Son chef Wayne Moonias a déclaré qu'il avait entendu des bribes sur le traitement réservé par Fortescue Metals aux peuples autochtones en Australie et qu’il a des inquiétudes à ce sujet.

Le premier ministre de l'Ontario, Doug Ford, à droite, le chef Cornelius Wabasse, de la Première Nation de Webequie, à gauche, et le chef Bruce Achneepineskum, de la Première Nation de Marten Falls, au centre.

Le premier ministre de l'Ontario, Doug Ford, à droite, le chef Cornelius Wabasse, de la Première Nation de Webequie, à gauche, et le chef Bruce Achneepineskum, de la Première Nation de Marten Falls, au centre, montrent leur accord signé concernant le Cercle de feu en 2020.

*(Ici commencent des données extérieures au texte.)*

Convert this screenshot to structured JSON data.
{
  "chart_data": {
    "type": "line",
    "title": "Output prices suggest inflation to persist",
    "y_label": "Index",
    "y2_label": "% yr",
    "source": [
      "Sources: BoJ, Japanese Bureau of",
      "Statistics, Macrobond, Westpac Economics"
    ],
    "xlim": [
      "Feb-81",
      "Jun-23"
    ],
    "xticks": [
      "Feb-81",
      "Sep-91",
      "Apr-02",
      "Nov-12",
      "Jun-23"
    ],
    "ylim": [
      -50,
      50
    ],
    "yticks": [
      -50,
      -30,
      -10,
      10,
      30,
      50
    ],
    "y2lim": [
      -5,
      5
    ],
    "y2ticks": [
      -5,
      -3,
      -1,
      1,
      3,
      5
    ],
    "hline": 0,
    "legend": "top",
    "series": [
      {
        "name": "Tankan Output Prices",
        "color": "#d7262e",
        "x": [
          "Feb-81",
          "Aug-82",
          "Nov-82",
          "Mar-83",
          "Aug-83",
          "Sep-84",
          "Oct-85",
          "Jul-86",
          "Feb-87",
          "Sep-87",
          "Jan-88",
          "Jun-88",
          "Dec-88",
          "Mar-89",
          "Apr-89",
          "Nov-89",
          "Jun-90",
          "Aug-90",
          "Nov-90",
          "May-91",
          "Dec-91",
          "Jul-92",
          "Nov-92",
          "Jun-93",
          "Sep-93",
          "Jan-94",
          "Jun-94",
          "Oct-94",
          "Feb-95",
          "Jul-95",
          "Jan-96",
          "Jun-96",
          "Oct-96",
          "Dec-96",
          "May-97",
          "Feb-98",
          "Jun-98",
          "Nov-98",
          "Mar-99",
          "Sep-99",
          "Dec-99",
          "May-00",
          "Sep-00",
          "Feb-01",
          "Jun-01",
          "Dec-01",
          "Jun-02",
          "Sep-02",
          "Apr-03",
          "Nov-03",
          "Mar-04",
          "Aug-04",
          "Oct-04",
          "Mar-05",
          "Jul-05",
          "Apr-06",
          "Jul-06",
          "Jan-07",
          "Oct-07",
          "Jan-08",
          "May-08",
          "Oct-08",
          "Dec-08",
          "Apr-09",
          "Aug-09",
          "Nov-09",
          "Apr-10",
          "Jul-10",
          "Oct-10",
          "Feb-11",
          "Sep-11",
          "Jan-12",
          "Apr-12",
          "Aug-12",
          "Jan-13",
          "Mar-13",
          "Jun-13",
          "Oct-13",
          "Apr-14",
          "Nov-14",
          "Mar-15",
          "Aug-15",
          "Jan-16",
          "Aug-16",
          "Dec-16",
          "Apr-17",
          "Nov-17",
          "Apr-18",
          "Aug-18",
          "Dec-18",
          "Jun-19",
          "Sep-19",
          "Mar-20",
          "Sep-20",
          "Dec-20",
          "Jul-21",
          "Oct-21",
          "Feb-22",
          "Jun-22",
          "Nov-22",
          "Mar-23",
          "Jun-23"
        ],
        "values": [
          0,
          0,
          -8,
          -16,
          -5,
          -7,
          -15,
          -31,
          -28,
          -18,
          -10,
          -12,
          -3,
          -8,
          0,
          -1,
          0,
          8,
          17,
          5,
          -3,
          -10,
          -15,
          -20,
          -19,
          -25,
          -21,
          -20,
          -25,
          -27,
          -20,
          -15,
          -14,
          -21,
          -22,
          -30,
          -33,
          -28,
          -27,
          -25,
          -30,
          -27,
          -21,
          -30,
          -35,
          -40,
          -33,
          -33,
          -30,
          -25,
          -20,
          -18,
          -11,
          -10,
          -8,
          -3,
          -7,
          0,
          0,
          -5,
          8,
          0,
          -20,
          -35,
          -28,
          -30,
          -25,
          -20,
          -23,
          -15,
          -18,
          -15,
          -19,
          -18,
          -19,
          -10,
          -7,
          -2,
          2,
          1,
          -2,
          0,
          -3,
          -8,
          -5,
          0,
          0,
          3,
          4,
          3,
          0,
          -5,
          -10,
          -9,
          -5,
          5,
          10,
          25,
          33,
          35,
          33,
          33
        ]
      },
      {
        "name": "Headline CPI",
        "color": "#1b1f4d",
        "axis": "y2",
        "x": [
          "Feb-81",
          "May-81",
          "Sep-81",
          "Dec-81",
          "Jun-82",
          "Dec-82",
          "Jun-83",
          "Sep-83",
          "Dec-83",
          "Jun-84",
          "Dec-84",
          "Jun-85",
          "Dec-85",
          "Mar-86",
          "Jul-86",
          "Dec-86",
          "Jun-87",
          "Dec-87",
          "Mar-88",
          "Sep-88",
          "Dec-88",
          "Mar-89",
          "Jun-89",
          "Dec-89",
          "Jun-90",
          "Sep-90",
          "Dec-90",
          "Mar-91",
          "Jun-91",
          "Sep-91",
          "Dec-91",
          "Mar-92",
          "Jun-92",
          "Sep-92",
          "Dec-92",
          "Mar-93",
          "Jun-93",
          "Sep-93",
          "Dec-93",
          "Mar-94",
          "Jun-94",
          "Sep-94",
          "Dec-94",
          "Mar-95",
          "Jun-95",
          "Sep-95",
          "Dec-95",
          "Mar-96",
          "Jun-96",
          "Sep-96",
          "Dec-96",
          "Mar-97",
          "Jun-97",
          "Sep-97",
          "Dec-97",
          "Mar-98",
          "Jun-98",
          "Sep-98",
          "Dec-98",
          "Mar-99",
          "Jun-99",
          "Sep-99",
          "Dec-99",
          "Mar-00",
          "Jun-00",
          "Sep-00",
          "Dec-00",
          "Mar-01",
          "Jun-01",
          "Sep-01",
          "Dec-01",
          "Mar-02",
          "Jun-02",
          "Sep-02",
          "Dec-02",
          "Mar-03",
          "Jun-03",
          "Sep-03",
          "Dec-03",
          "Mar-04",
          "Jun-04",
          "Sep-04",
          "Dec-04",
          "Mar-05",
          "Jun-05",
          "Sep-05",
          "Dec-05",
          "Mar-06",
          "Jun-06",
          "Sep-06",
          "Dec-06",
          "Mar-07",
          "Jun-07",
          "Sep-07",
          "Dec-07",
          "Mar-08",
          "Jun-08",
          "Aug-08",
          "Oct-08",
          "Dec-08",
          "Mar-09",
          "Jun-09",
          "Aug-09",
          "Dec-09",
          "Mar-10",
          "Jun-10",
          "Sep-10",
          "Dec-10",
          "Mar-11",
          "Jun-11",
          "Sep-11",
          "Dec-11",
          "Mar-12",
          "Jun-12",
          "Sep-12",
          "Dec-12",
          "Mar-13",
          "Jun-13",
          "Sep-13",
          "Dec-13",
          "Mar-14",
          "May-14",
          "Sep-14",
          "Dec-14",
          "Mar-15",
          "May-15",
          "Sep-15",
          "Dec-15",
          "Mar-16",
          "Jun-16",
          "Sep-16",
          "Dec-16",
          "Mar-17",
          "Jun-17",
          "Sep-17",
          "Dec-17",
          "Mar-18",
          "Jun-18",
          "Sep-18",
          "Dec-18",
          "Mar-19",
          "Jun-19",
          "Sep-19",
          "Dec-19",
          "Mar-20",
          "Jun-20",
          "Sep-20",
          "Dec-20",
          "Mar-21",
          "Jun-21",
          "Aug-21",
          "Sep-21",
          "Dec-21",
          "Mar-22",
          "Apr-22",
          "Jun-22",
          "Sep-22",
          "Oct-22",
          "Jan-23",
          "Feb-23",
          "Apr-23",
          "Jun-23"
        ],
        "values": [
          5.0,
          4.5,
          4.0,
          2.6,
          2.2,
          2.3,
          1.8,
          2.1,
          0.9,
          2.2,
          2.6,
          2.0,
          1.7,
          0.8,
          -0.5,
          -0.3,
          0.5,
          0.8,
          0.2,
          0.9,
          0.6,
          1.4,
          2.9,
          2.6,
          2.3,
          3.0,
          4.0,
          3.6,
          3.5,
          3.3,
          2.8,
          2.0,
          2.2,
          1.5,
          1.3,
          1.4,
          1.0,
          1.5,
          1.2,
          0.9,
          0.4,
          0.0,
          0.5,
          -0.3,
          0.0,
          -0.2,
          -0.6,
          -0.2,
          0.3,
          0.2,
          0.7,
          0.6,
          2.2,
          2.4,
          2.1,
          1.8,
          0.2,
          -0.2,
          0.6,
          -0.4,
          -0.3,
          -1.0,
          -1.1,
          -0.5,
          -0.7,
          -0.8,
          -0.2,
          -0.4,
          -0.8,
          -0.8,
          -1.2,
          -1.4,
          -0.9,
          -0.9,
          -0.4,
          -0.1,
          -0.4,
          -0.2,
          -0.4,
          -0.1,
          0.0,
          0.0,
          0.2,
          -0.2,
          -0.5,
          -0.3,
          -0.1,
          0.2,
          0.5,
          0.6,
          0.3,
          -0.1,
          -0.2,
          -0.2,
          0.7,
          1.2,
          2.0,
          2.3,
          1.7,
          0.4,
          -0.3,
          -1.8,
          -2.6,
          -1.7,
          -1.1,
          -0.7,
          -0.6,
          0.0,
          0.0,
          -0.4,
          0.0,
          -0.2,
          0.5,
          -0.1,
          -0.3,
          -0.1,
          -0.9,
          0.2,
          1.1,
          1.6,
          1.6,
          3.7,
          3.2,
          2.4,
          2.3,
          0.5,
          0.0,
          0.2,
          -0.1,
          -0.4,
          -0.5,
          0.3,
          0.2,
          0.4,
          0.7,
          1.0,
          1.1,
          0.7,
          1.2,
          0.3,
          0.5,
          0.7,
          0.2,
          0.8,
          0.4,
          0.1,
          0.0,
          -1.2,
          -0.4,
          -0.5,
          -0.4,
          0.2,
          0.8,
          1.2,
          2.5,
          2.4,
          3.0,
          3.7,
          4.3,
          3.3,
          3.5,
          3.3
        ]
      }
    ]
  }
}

Photo : La Presse canadienne

Si l'entreprise va simplement de l’avant dans le développement sans le consentement de notre peuple, cela va être un problème, a-t-il déclaré, ajoutant que son seul contact avec Wyloo Metals avait été lors d'une réunion de chefs du conseil tribal Matawa en mars.

Notre peuple utilise toujours les rivières. Il utilise les terres pour son mode de vie. Et il doit y avoir un moyen de s'assurer que nos gens déterminent ce qui va se passer. Ce n'est pas le cas en ce moment.

Le porte-parole de Wyloo a déclaré à CBC News que l'entreprise est engagée dans un partenariat long et collaboratif avec les communautés autochtones de la région.

Nous respectons ces relations et nous nous engageons à écouter attentivement ces communautés et à apprendre d'elles pour bien comprendre leur point de vue en ce qui concerne le développement des minéraux essentiels dont nous avons besoin pour passer à une économie plus propre.